The worst, by far the worst, was during the onset of my depressive episode of 2002.  That winter, while we were building our log home (and sometimes I can't help but view the past ten years of building six buildings as anything but madness) I found myself trying to come up with a way of suicide that would foolproofedly appear accidental, accidental because I would never want my family to know I'd taken my own life.  So I thought of having a car wreck (too chancy - I could end up paralyzed and dependent), or breathing a mixture ammonia and bleach (we were using highly concentrated ammonia, 27% versus the 4% stuff you get in the cleaning aisle at your grocery store) though my family would consider me too smart for such a blunder, you see, or simply disappearing and hoping no one ever found my body.  But that hard winter, in the basement cutting indoor trim on my Shopsmith, I concluded the best way was an accident with the power tools, just a simple slip of the hand on the table saw and I could sever an arm, bleed out before I could get nextdoor (we built the log home on our ten acres next door to our current home) to get help.  

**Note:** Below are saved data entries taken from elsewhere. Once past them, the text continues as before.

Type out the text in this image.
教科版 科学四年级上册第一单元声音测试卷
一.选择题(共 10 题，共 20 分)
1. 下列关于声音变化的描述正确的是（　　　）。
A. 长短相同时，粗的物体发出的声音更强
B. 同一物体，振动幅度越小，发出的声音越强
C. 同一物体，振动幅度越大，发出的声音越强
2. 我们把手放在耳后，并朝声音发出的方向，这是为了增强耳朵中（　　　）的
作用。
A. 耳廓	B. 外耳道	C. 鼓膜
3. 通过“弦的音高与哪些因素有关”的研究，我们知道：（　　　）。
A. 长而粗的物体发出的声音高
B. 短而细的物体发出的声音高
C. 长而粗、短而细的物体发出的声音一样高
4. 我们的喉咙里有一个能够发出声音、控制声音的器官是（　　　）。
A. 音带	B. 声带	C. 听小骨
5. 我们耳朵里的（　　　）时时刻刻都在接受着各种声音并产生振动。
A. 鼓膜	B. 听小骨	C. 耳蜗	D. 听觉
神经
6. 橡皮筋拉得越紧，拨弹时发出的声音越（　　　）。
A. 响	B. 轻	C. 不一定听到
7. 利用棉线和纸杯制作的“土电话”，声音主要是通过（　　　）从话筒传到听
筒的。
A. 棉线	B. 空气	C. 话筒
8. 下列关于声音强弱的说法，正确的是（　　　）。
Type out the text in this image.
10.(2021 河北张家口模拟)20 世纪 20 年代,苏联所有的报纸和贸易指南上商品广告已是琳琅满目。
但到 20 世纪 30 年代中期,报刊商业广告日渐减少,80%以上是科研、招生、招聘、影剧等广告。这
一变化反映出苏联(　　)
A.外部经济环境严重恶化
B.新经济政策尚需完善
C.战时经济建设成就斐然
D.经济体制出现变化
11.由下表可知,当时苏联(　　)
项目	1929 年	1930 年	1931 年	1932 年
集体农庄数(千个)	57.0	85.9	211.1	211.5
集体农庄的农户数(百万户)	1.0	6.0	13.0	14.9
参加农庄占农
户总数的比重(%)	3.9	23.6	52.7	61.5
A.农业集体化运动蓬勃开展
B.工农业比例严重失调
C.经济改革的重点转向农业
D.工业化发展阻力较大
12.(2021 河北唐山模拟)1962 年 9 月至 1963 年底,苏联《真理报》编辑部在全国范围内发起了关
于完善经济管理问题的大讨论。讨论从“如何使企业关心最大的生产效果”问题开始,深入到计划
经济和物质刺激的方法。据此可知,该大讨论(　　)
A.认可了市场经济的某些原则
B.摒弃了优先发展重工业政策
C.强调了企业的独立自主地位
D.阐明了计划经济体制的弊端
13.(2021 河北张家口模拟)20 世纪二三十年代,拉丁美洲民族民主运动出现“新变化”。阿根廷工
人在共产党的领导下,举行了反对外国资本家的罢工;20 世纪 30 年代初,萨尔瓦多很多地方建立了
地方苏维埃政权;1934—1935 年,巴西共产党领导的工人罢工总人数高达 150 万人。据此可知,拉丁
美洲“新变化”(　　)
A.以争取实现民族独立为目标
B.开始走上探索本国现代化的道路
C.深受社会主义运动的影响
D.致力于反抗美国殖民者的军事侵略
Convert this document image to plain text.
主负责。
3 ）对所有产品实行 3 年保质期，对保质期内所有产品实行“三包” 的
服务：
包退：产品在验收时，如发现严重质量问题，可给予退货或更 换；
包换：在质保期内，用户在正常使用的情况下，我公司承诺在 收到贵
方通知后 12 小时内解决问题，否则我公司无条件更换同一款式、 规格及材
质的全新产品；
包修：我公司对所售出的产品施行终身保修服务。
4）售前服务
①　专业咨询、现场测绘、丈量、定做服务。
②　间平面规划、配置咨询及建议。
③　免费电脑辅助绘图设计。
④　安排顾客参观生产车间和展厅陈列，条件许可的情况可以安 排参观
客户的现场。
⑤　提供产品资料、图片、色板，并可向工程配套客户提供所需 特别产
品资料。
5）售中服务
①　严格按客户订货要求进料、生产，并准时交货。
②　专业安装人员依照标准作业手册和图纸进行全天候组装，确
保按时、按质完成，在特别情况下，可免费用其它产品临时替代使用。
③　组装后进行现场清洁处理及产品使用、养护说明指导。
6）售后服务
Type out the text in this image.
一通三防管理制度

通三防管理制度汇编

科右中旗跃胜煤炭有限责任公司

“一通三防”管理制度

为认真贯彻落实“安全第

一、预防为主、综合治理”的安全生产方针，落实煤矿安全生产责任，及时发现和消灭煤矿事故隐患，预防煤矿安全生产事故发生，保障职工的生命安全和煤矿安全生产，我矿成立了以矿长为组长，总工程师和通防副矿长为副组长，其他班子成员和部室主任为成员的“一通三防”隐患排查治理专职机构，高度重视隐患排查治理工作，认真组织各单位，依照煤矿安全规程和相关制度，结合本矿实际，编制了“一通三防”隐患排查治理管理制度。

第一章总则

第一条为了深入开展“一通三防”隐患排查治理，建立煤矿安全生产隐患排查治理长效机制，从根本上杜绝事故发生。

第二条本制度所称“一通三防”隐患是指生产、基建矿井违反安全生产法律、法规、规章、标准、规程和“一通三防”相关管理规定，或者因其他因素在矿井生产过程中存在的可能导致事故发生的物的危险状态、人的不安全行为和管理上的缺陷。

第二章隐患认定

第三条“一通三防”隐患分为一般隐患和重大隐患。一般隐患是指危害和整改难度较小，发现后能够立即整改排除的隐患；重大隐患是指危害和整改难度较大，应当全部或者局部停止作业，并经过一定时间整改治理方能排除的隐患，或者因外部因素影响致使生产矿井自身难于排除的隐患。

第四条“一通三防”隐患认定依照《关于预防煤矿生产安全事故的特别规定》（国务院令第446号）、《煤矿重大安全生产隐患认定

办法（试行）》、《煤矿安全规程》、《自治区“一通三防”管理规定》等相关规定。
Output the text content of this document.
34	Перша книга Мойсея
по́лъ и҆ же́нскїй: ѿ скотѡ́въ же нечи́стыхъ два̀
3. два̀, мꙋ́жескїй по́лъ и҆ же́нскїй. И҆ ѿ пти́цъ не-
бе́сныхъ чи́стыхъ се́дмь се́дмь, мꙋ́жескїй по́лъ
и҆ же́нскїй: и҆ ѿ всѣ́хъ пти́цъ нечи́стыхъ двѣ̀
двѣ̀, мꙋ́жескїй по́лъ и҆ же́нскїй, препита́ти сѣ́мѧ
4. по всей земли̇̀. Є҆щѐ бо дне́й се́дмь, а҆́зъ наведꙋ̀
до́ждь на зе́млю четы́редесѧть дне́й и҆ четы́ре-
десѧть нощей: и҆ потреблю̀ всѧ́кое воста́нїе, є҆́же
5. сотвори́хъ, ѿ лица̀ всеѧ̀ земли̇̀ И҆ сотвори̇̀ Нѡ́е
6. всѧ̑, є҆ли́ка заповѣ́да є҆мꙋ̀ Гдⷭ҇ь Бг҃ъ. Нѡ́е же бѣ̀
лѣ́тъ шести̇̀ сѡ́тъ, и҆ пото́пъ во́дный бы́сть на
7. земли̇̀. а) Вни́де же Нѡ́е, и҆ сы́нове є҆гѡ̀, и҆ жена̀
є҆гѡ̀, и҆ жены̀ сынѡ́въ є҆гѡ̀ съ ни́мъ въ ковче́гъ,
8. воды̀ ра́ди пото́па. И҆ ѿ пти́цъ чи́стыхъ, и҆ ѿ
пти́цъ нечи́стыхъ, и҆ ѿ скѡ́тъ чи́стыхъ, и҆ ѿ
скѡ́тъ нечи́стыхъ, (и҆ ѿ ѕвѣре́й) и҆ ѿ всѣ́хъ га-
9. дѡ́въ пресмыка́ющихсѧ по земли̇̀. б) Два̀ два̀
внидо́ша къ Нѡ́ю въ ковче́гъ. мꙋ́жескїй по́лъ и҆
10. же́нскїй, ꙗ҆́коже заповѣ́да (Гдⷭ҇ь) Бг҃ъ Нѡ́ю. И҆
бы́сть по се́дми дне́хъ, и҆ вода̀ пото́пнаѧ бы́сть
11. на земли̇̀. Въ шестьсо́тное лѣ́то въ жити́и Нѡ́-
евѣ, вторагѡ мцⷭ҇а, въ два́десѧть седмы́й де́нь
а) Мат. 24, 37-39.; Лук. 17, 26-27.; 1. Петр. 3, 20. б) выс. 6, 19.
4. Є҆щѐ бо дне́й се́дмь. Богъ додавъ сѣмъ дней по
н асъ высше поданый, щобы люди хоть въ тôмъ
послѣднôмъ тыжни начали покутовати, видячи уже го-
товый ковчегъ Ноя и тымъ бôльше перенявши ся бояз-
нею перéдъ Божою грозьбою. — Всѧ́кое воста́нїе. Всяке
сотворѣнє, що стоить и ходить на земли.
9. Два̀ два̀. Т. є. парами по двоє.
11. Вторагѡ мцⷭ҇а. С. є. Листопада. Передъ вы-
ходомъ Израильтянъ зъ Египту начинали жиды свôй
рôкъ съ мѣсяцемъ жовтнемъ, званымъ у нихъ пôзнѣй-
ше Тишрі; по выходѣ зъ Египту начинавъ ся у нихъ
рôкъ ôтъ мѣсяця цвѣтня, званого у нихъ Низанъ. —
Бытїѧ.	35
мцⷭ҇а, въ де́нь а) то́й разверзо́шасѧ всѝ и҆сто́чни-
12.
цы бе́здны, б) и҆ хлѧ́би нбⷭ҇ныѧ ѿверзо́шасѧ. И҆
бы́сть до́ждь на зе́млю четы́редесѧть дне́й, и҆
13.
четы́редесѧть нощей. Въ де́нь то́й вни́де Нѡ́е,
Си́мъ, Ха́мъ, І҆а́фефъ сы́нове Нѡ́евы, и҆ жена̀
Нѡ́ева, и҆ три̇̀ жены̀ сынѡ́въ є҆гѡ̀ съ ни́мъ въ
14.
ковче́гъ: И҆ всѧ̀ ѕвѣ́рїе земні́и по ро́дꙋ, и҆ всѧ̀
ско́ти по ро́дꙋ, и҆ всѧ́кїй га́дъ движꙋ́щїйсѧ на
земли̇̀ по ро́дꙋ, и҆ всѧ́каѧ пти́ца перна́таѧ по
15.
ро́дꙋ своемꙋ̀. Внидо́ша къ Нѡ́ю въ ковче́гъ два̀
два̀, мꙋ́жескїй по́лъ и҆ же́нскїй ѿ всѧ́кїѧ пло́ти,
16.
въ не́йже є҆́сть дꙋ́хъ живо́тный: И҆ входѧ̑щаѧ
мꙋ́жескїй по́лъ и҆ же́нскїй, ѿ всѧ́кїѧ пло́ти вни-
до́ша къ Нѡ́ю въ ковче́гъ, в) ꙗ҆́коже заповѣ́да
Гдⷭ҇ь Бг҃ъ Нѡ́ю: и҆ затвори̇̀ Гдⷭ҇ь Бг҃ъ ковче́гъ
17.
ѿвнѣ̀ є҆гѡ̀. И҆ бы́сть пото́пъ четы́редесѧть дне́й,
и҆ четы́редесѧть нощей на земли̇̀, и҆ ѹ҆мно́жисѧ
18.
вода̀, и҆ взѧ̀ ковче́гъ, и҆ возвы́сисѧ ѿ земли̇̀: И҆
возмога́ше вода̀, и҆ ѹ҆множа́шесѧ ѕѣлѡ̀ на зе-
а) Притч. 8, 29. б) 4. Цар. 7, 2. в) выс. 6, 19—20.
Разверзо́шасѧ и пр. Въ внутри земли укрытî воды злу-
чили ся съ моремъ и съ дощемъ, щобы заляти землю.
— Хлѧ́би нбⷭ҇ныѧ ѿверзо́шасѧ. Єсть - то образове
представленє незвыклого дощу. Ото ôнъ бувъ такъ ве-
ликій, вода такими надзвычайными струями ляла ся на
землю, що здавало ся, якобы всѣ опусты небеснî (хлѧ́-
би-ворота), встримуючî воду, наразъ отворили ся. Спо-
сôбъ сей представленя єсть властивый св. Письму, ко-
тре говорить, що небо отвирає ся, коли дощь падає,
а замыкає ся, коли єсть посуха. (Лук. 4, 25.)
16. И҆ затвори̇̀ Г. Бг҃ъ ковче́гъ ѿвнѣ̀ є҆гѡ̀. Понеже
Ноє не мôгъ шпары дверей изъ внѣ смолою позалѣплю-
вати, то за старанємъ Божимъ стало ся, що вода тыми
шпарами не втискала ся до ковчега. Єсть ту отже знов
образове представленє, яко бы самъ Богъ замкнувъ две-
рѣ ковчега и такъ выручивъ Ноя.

I didn't do it, though I spend too much time staring at that saw blade and weeping.  That period passed, and I didn't have another such sustained period until last fall, after my current relapse.  This time, I didn't give so much thought to hiding my hand in the matter.  My family are hunters, and my dad has about twenty rifles of various calibers.  I found myself thinking about taking a rifle, placing it under my chin and ending this for good.  Again, such thoughts are not rational, or, better yet, are not amenable to rational treatment.  So strong were these impulses that I didn't hunt at all last season, simply refused to go into the woods with a rifle.  Hell, I even avoided the rooms where my dad keeps his rifles, watching the football games in the living room rather than downstairs in my dad's man-cave in the basement.  That period passed, too, probably by the time football season ended, this impulse simply faded away under the combined weight of meds and counseling.  

I suspect that behind suicidal tendencies is a desire for rebirth, for starting over, for eliciting so severe a break in my life's continuity that I can begin anew without the limits of the past, without the mistakes and missteps, the times I did not take full advantage of opportunities, when I half-tried and left my future shallower than it should've been.  Of course, without reincarnation suicide is no starting over at all, but an irrevocable ending, yet the impulse to suicide must be otherwise, or have a different dimension, since pure thoughts of suicide should send one screaming away.  For me, suicidal thoughts feel similar to dreams I have about starting over, of returning to high school, of playing football, of being in college where this time I do things differently, I import the hindsight I've gained from half a century into a period that has no business having such wisdom, but I do it anyway (in my dreams) and now can look back on a different past from a different future.  This isn't rational, either.  Rational would be to take fair accounting of my present, see how depression has engendered in me a self-destructive tendency that has thwarted my ambitions at several key points in my past, then realize that I have engendered a break, a significant break in my life over the last four years, and that I am at a place where I can start a new future, that my path forward can be different than the self-negating path that has brought me here.  I want this to be real.  Thank you for reading.